In all cases the data exposed by a potential overlap shouldn't be that
interesting (e.g. scheduler state), but that obviously depends on what
the attacker is looking for.

But all of them are still problematic vs. interrupts / softinterrupts
which can happen on HT2 on the way to idle or while idling. i.e. #3 of
the original case list. #A and #B are only affected my MDS, #C and #D by
both MDS and L1TF (if EPT is in use).

>> My concern is now cases 1, 2 to which there does not seem a good solution,
>> short of disabling interrupts. For 3, we could still possibly do something on
>> the guest side, such as using shadow page tables. Any thoughts on all this?

#1 can be partially mitigated by changing interrupt affinities, which is
   not always possible and in the case of the local timer interrupt
   completely impossible. It's not only the timer interrupt itself, the
   timer callbacks which can run in the softirq on return from interrupt
   might be valuable attack surface depending on the nature of the
   callbacks, the random entropy timer just being a random example.

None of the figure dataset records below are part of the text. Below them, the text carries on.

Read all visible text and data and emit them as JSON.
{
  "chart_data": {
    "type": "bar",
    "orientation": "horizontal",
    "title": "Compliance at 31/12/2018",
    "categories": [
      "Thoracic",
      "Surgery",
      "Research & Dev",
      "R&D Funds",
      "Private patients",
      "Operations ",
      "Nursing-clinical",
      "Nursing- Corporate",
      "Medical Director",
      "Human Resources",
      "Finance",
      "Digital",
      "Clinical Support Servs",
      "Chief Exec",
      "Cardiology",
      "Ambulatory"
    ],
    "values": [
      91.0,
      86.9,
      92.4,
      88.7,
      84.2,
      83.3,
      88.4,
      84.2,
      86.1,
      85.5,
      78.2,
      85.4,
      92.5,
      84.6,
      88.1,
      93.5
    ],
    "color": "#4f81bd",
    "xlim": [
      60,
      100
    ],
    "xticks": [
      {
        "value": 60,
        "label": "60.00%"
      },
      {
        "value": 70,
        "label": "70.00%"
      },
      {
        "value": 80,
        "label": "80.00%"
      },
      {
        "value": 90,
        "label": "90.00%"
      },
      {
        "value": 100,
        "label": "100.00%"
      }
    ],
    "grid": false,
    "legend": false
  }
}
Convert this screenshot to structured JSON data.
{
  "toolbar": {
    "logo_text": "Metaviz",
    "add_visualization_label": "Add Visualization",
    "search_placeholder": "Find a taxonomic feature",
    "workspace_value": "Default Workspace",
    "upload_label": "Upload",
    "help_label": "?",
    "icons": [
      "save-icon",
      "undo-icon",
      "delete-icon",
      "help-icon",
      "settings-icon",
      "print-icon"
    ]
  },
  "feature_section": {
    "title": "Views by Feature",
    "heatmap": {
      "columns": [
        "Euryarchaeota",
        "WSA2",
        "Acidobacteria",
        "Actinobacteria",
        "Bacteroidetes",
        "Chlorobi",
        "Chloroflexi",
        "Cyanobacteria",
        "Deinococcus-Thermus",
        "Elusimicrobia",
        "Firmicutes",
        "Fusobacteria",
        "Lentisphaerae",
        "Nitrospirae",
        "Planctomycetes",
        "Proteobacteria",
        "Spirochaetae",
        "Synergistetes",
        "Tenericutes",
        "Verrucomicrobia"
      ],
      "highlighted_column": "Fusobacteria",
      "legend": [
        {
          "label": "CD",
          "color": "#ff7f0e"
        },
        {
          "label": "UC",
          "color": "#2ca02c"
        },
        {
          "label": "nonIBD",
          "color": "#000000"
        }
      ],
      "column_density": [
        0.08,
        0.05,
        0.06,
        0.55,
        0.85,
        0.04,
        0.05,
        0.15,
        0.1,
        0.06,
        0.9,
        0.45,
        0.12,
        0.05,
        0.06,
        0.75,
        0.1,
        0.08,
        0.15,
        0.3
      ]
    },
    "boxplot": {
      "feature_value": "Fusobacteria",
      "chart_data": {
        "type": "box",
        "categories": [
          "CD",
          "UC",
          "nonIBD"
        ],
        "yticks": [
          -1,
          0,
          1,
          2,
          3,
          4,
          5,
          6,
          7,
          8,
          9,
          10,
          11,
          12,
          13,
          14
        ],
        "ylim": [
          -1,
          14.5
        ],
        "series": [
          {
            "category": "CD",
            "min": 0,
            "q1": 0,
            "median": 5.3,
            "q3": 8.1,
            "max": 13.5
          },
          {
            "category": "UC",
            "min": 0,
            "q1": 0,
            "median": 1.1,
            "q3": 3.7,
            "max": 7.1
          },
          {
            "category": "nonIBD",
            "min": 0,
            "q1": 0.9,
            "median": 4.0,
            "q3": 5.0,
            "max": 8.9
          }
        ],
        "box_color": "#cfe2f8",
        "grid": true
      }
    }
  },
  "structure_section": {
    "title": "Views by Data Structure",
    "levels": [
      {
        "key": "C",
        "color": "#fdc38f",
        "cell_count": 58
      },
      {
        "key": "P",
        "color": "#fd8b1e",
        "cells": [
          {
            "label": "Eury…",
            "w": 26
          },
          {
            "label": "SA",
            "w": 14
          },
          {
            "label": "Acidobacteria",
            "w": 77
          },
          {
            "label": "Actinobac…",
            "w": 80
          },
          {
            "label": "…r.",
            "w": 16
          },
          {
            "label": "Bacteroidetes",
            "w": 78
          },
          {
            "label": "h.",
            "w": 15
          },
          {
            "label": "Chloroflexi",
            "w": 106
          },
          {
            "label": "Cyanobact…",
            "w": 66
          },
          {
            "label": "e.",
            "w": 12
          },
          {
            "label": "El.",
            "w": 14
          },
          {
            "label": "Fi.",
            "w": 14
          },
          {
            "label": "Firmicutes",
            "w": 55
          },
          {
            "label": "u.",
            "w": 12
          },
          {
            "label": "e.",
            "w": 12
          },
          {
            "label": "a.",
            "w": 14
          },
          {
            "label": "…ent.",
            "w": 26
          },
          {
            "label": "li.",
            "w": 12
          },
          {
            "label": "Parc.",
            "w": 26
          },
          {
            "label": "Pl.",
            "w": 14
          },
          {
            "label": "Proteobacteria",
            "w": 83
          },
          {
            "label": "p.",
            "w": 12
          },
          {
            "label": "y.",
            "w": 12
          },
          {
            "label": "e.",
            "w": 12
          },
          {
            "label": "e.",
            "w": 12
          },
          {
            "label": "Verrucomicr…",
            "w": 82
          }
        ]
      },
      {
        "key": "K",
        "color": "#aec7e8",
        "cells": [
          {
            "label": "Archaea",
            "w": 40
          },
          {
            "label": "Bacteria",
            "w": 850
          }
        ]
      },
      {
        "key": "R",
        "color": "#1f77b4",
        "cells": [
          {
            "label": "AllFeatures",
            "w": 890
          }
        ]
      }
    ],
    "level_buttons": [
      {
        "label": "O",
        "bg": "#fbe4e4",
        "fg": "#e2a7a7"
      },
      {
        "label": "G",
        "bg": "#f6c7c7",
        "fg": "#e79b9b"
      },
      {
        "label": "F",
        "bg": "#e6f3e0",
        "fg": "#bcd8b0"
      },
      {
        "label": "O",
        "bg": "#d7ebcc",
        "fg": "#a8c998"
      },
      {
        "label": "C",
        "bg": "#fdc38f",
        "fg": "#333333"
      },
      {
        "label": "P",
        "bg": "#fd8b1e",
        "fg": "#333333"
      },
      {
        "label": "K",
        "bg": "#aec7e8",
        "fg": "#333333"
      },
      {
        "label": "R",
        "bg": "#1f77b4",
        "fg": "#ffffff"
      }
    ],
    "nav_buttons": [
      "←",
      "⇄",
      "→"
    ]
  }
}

#2 is a non issue if MDS mitigation is on, i.e. buffers are flushed
   before returning to user space. It's pretty much a non SMT case,
   i.e. same CPU user to kernel attack.

#3 Can only be fully mitigated by disabling EPT 

#4 Assumed that my assumptions about transition times are correct, which
   I think they are, #4 is pretty much redirected to #1

Hope that helps.

Thanks,

        tglx